家づくりの「心」を「かたち」に、具体例を交え心の家づくりを解説した一級建築士のアドバイスです。
これからの注文住宅をつくる人へ
誰に依頼する
建築業界は2000年4月に施行された、住宅品質確保促進法(品確法)を始めとし、耐震及び省エネの改正などさまざまな法律の見直しによって、住まいの性能の底上げと高性能の標準化が進みました。
その結果、同質化された住まいが多く見受けられるようになった印象があります。
さらに昨年度の住宅着工数は81万6千戸で、直近の住宅着工数は2020年代に入ってからは明確に減少傾向にあります。空き家問題もありますが、住宅の供給が過剰であり、さらに 家を建てる世帯の割合そのものが少なくなってきたことなども主な理由に挙げられるでしょう。
一方でそんな社会的状況を抱えながらも、建築家に依頼して住まいを求める施主はある一定数いて、大きな増減の傾向は見られません。
その背景として、自分たちでこだわりを持ち長く愛するものを建てたいという唯一無二の住まいを求めているからなのです。一概に注文住宅といっても、誰に、どこに依頼するかによって予算も機能ももちろん、考え方や取り組み方も大きく違います。

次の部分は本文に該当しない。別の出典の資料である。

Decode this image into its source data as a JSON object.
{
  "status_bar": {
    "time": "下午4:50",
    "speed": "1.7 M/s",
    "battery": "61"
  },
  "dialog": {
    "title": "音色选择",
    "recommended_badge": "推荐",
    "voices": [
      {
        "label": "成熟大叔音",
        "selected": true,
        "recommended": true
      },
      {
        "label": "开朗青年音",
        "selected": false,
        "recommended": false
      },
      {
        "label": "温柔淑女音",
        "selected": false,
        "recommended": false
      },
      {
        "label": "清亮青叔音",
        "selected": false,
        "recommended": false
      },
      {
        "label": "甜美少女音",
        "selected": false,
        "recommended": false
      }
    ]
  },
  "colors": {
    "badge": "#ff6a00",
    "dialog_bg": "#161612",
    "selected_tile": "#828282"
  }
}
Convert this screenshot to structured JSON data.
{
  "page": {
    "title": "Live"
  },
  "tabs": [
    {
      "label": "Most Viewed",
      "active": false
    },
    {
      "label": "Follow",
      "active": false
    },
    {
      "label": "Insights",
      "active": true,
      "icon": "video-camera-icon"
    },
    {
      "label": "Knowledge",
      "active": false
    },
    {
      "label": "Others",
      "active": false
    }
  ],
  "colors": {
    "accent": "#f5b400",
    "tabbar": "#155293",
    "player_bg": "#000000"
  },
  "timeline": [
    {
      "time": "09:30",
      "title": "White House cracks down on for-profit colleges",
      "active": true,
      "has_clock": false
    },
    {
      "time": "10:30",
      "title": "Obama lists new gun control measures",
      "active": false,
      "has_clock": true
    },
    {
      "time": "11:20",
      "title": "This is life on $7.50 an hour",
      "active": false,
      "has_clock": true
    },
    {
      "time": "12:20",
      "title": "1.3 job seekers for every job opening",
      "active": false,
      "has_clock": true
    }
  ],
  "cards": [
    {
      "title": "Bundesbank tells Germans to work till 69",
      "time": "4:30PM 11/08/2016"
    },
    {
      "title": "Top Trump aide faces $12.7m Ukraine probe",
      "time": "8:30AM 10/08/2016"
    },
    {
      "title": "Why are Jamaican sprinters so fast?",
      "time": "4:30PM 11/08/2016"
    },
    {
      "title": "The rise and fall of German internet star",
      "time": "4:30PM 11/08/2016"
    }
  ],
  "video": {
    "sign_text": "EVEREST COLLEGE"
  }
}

今回は「建築家に依頼するならこんな考え方で、取り組んでみてはいかがでしょうか」
という視点を提案します。
建築家に依頼することとは
建築家の仕事は自然と人との接点をデザインすることです。 例えば自然素材を採用したいのであれば、その素材に対して自分の経験値や感性を活かして寸法を与えることができます。 これが商品となると寸法は決まっていてあまり自由度がありません。 経験値や感性は生き方から生まれてくるものです。したがって「建築家」という職業は抽象的な言葉になりますが、努めて良く生きることを常に考えていなければなりません。
それ以外で良い建築をつくる方法はないのではないでしょうか。 デザインや空間にはその人の「人となり」が出てしまうのです。したがって建築家を選ぶ時はそんな人となりをきちんと観察しておくことがとても重要です。
そして施主も「お客様と建築家」という関係ではなく、お互いに「良い建築とは何か」を目指して「同志」のような気持ちを持ってつくりあげていくことも、心持ちとしては大切です。
そういった関係性がつくれると、信頼感が生まれ、「基本的なことは理解しました。あとはお任せをしても大丈夫」という気持ちにもなっていくのです。任せられた建築家は責任もありとても大変です。しかし、そこにはその人の生き様が表現され、詩(うた)が生まれ、その詩は永く愛される建築となっていくのです。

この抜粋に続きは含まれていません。